3 Reasons I love it:

1: Before anything else, the Stanley Parable remains a fun engaging often quite witty experience throughout regardless of the path you chose, outside the deliberate 4 hour path that is meant more as a secret then anything. If the Stanley Parable was a lesser made game it could have come across as the most pretentious piece of nonsense laughing at the player for daring to want to make choices in a video game and telling them it was all meaningless. While the Stanley Parable does mock the insane human desire to mindlessly rebel for no reason, it also mocks mindless obediance and mocks itself and other tropes. Really it's a game about exploration and rewards the player's exploration with fun narration.

2: On a related note, while the Stanley Parable is not a "large" game, it is a game where every corner is filled with things to explore. The game has a shockingly large variety of things it allows you to do and rewards it regardless. Two seperate endings are gotten from managing to clip outside a window, something that in almost any other game would just be a bug. You CAN beat the Stanley Parable in seconds, but you want to keep playing just to see what other things you can find in it somewhere.

3:  While TSP makes fun of this, it's commentary on video game tropes are actually fairly insightful and useful. Specifically, it comments on what we percieve as choice in a game, and whether is actually matters. Choice and Determinism are central themes of the game, how much are choices predetermined and how much do they matter. While TSP doesn't give any conclusions to it, that's actually probably smarter in the long run given how these are questions that go back millennia, and instead it presents a perspective on them that is fun and gets you thinking.

3 Flaws:

1: I don't know if this is something that TSP is really to be blamed for, but it's a game that came out in a particularly bad time for it's type of content. That might sound insane given all the awards it's gotten but I don't mean commercially. Games, especially very narrative-based games like TSP are regularly watched rather then played. People watch people let's play on YT a lot and spoilers really hurt TSP because it doesn't have any gameplay to speak off outside trying to find things.

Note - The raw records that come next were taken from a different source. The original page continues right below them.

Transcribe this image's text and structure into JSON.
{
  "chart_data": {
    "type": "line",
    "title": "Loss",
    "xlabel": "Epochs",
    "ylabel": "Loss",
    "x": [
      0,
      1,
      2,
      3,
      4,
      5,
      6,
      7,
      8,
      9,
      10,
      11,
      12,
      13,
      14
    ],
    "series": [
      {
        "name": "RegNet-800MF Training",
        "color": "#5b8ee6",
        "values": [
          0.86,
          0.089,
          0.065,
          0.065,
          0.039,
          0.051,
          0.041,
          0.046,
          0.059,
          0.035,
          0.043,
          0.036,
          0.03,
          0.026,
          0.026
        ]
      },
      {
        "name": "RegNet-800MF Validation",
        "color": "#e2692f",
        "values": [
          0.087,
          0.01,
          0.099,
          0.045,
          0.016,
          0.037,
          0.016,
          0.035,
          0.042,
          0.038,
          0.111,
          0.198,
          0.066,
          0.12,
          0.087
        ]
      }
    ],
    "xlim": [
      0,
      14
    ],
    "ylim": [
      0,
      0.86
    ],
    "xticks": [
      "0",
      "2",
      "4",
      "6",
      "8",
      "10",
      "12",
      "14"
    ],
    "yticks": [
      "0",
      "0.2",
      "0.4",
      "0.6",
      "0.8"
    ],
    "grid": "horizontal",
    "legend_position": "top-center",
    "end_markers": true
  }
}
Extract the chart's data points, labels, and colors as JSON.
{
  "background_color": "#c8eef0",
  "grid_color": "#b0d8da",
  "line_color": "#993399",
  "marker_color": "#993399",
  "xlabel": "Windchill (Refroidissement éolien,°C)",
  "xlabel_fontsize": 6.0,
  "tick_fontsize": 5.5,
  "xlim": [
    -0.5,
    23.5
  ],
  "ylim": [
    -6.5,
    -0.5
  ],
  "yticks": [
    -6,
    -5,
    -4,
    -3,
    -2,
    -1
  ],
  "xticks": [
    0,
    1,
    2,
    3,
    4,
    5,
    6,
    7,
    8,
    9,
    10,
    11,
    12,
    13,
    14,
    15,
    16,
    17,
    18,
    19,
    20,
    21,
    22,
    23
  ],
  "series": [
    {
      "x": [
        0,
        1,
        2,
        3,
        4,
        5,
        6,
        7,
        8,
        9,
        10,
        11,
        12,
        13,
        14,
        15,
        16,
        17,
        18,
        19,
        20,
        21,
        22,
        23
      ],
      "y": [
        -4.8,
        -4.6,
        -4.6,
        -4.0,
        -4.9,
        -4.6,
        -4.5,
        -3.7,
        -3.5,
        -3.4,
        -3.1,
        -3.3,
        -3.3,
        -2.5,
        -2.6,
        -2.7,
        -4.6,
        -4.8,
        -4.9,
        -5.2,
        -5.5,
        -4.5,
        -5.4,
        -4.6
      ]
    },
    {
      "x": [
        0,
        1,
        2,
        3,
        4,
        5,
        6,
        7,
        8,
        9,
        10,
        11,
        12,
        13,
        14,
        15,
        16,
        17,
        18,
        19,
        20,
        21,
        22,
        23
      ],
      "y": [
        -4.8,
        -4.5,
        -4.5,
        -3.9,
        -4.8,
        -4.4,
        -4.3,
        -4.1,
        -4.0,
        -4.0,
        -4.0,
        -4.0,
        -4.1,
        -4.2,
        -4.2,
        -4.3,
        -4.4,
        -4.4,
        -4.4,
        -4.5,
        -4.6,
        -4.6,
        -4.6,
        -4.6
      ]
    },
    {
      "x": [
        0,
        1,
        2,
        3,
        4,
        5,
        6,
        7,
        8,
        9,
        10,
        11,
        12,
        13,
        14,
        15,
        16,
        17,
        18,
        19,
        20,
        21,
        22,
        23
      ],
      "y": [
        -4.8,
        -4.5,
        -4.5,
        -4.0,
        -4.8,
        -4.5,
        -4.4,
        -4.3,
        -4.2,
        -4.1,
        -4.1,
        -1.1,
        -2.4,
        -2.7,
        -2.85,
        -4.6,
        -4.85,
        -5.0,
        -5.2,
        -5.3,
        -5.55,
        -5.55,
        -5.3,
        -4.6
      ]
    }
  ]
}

This let's play spoiler-y world means that a lot of players will already know what's happening and what each path will lead to the first time they play the Stanley Parable which dramatically changes how they experience it. The reason it can be completed in a few hours is because you're not supposed to know where to go, you're supposed to spend signifigant time exploring.

2: The game's structure leads it to feeling a bit unsatisfying in some way because it never builds to anything. The game proudly declares that it has no end, and maybe that's true but there's a reason most stories have an end, it's beacause people enjoy the feeling of clouse and resolution. It's probably smarter to not make any big statement about choice and determinism, but it also leads to a lack of feeling any resolution. There are many paths to take and while you could see it as they all have their own ending, I don't feel like I see any bigger picture after seeing all of them (although if you've played Davey Wreden's follow-up The Beginner's Guide you could probably argue that is due to my expectations but I do still feel like having an ending is usually better then not)

3: The Stanley Parable has 1 real character, that being the Narrator, and the Narrator's character changes between each route, not so much that he's unidentifiable, but enough. The game is not a character focused game at all and while I can live with that, if you're the type of person whose really interested in characterization, this game has basically 1 character. Technically there are more people in this universe however no one is given any large amount of characterization besides the Narrator.

My Favorite Part:

Did u get the broom closet ending? Theb room closet ending was my favrite! XD More seriously, this might be an odd choice but I really like the Art Ending. To me it's a great example of why I like the Stanley Parable that they would take into account people being crazy enough to actually play the Baby Game for 4 hours and make an ending around it, plus that ending really hones in on my type of humor, where it's like somewhat ironic, somewhat not and exaggerating things past reason and using abstract imagery.